Uno stampo che si rompe durante l’uso non è solo un incidente sfortunato. Nella maggior parte dei casi è il risultato di una serie di piccoli errori accumulati nelle fasi precedenti: scelta del silicone, spessore insufficiente, progettazione errata o utilizzo improprio durante la sformatura.

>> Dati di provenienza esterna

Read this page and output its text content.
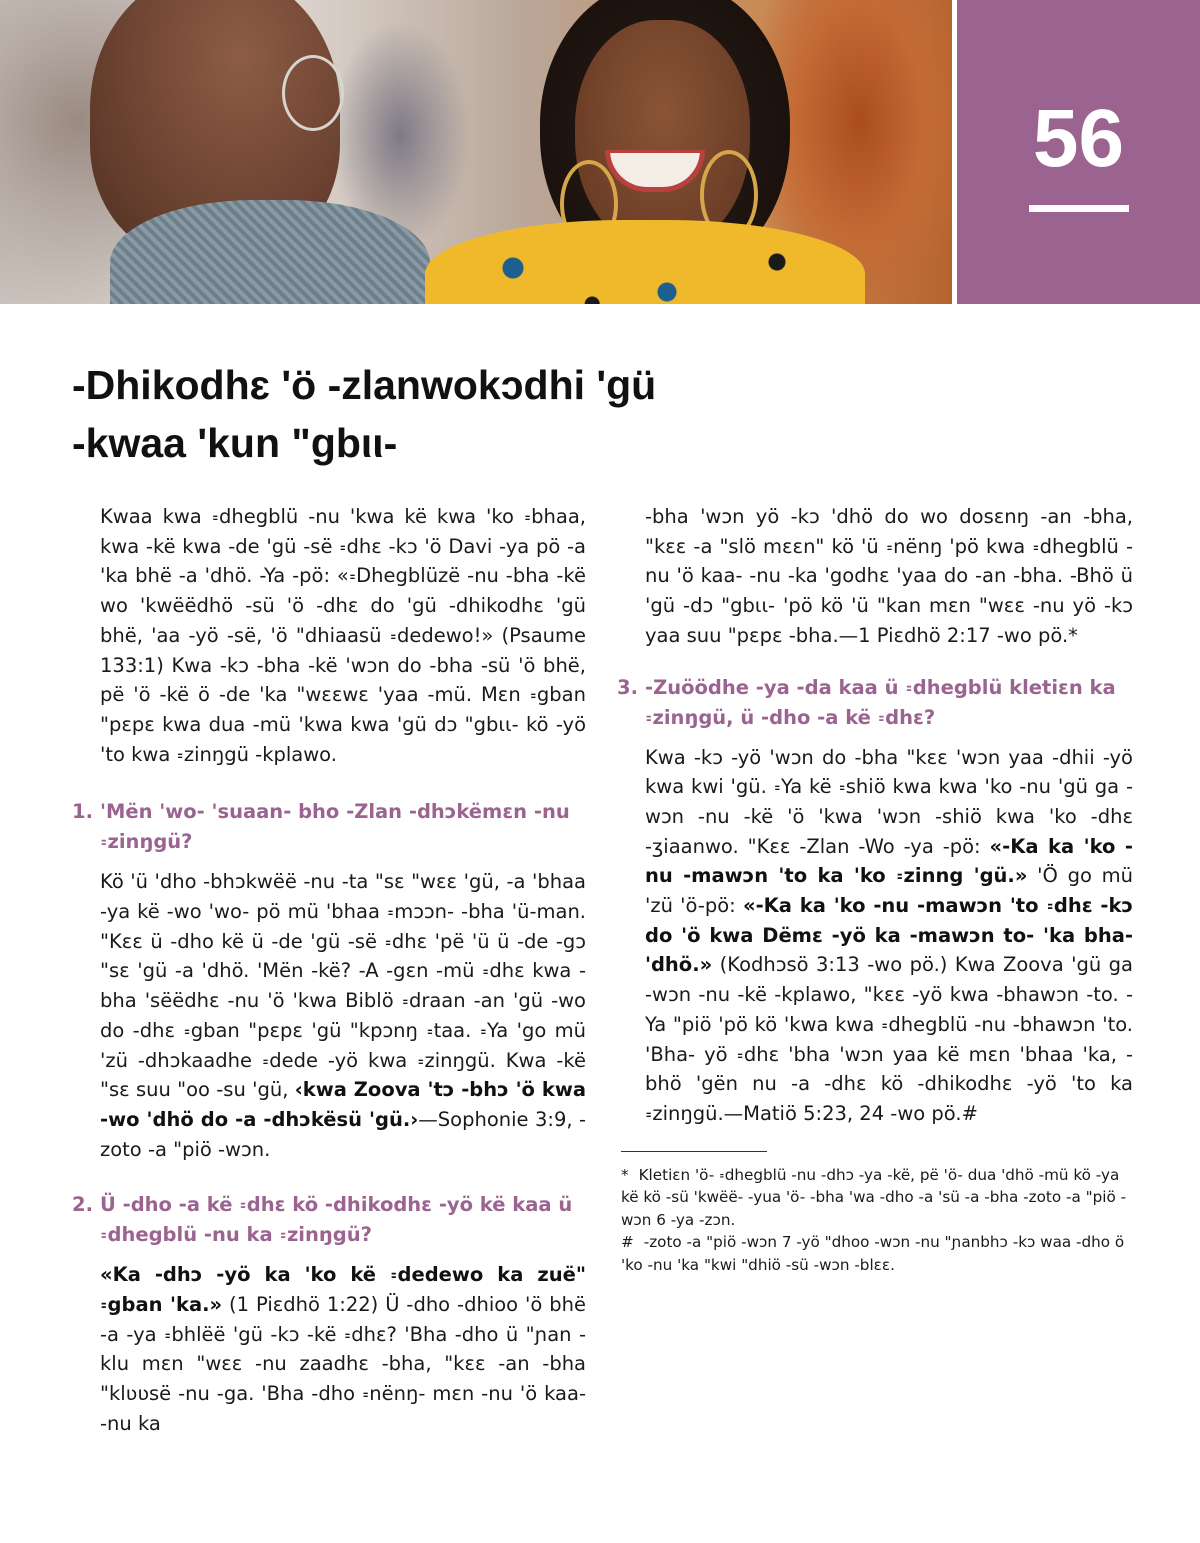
56
-Dhikodhɛ 'ö -zlanwokɔdhi 'gü
-kwaa 'kun "gbιι-

Kwaa kwa ꞊dhegblü -nu 'kwa kë kwa 'ko ꞊bhaa, kwa -kë kwa -de 'gü -së ꞊dhɛ -kɔ 'ö Davi -ya pö -a 'ka bhë -a 'dhö. -Ya -pö: «꞊Dhegblüzë -nu -bha -kë wo 'kwëëdhö -sü 'ö -dhɛ do 'gü -dhikodhɛ 'gü bhë, 'aa -yö -së, 'ö "dhiaasü ꞊dedewo!» (Psaume 133:1) Kwa -kɔ -bha -kë 'wɔn do -bha -sü 'ö bhë, pë 'ö -kë ö -de 'ka "wɛɛwɛ 'yaa -mü. Mɛn ꞊gban "pɛpɛ kwa dua -mü 'kwa kwa 'gü dɔ "gbιι- kö -yö 'to kwa ꞊zinŋgü -kplawo.

1. 'Mën 'wo- 'suaan- bho -Zlan -dhɔkëmɛn -nu ꞊zinŋgü?

Kö 'ü 'dho -bhɔkwëë -nu -ta "sɛ "wɛɛ 'gü, -a 'bhaa -ya kë -wo 'wo- pö mü 'bhaa ꞊mɔɔn- -bha 'ü-man. "Kɛɛ ü -dho kë ü -de 'gü -së ꞊dhɛ 'pë 'ü ü -de -gɔ "sɛ 'gü -a 'dhö. 'Mën -kë? -A -gɛn -mü ꞊dhɛ kwa -bha 'sëëdhɛ -nu 'ö 'kwa Biblö ꞊draan -an 'gü -wo do -dhɛ ꞊gban "pɛpɛ 'gü "kpɔnŋ ꞊taa. ꞊Ya 'go mü 'zü -dhɔkaadhe ꞊dede -yö kwa ꞊zinŋgü. Kwa -kë "sɛ suu "oo -su 'gü, ‹kwa Zoova 'tɔ -bhɔ 'ö kwa -wo 'dhö do -a -dhɔkësü 'gü.›—Sophonie 3:9, -zoto -a "piö -wɔn.

2. Ü -dho -a kë ꞊dhɛ kö -dhikodhɛ -yö kë kaa ü ꞊dhegblü -nu ka ꞊zinŋgü?

«Ka -dhɔ -yö ka 'ko kë ꞊dedewo ka zuë" ꞊gban 'ka.» (1 Piɛdhö 1:22) Ü -dho -dhioo 'ö bhë -a -ya ꞊bhlëë 'gü -kɔ -kë ꞊dhɛ? 'Bha -dho ü "ɲan -klu mɛn "wɛɛ -nu zaadhɛ -bha, "kɛɛ -an -bha "klʋʋsë -nu -ga. 'Bha -dho ꞊nënŋ- mɛn -nu 'ö kaa- -nu ka

-bha 'wɔn yö -kɔ 'dhö do wo dosɛnŋ -an -bha, "kɛɛ -a "slö mɛɛn" kö 'ü ꞊nënŋ 'pö kwa ꞊dhegblü -nu 'ö kaa- -nu -ka 'godhɛ 'yaa do -an -bha. -Bhö ü 'gü -dɔ "gbιι- 'pö kö 'ü "kan mɛn "wɛɛ -nu yö -kɔ yaa suu "pɛpɛ -bha.—1 Piɛdhö 2:17 -wo pö.*

3. -Zuöödhe -ya -da kaa ü ꞊dhegblü kletiɛn ka ꞊zinŋgü, ü -dho -a kë ꞊dhɛ?

Kwa -kɔ -yö 'wɔn do -bha "kɛɛ 'wɔn yaa -dhii -yö kwa kwi 'gü. ꞊Ya kë ꞊shiö kwa kwa 'ko -nu 'gü ga -wɔn -nu -kë 'ö 'kwa 'wɔn -shiö kwa 'ko -dhɛ -ʒiaanwo. "Kɛɛ -Zlan -Wo -ya -pö: «-Ka ka 'ko -nu -mawɔn 'to ka 'ko ꞊zinng 'gü.» 'Ö go mü 'zü 'ö-pö: «-Ka ka 'ko -nu -mawɔn 'to ꞊dhɛ -kɔ do 'ö kwa Dëmɛ -yö ka -mawɔn to- 'ka bha- 'dhö.» (Kodhɔsö 3:13 -wo pö.) Kwa Zoova 'gü ga -wɔn -nu -kë -kplawo, "kɛɛ -yö kwa -bhawɔn -to. -Ya "piö 'pö kö 'kwa kwa ꞊dhegblü -nu -bhawɔn 'to. 'Bha- yö ꞊dhɛ 'bha 'wɔn yaa kë mɛn 'bhaa 'ka, -bhö 'gën nu -a -dhɛ kö -dhikodhɛ -yö 'to ka ꞊zinŋgü.—Matiö 5:23, 24 -wo pö.#

* Kletiɛn 'ö- ꞊dhegblü -nu -dhɔ -ya -kë, pë 'ö- dua 'dhö -mü kö -ya kë kö -sü 'kwëë- -yua 'ö- -bha 'wa -dho -a 'sü -a -bha -zoto -a "piö -wɔn 6 -ya -zɔn.

# -zoto -a "piö -wɔn 7 -yö "dhoo -wɔn -nu "ɲanbhɔ -kɔ waa -dho ö 'ko -nu 'ka "kwi "dhiö -sü -wɔn -blɛɛ.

La rottura dello stampo è uno degli errori più costosi, perché arriva quando il lavoro sembra già finito. Il modello è pronto, lo stampo è stato realizzato, magari ha già prodotto alcune copie. Poi, improvvisamente, un taglio, uno strappo o una lacerazione lo rendono inutilizzabile.
Capire perché uno stampo si rompe e come prevenire questo problema è fondamentale per aumentare la durata degli stampi e lavorare in modo professionale.
La causa più comune è lo spessore insufficiente. Uno stampo troppo sottile non è in grado di assorbire le sollecitazioni meccaniche ripetute durante la sformatura, soprattutto nei punti critici come sottosquadri, angoli e zone strette.
Un’altra causa frequente è l’uso di un silicone con durezza non adatta. Un silicone troppo morbido può allungarsi eccessivamente e lacerarsi, mentre uno troppo rigido può rompersi se sottoposto a flessioni forzate.
Anche una progettazione sbagliata dello stampo contribuisce in modo decisivo. Stampi in un solo pezzo utilizzati su modelli complessi, mancanza di linee di divisione o tagli di sformo improvvisati aumentano drasticamente il rischio di rottura.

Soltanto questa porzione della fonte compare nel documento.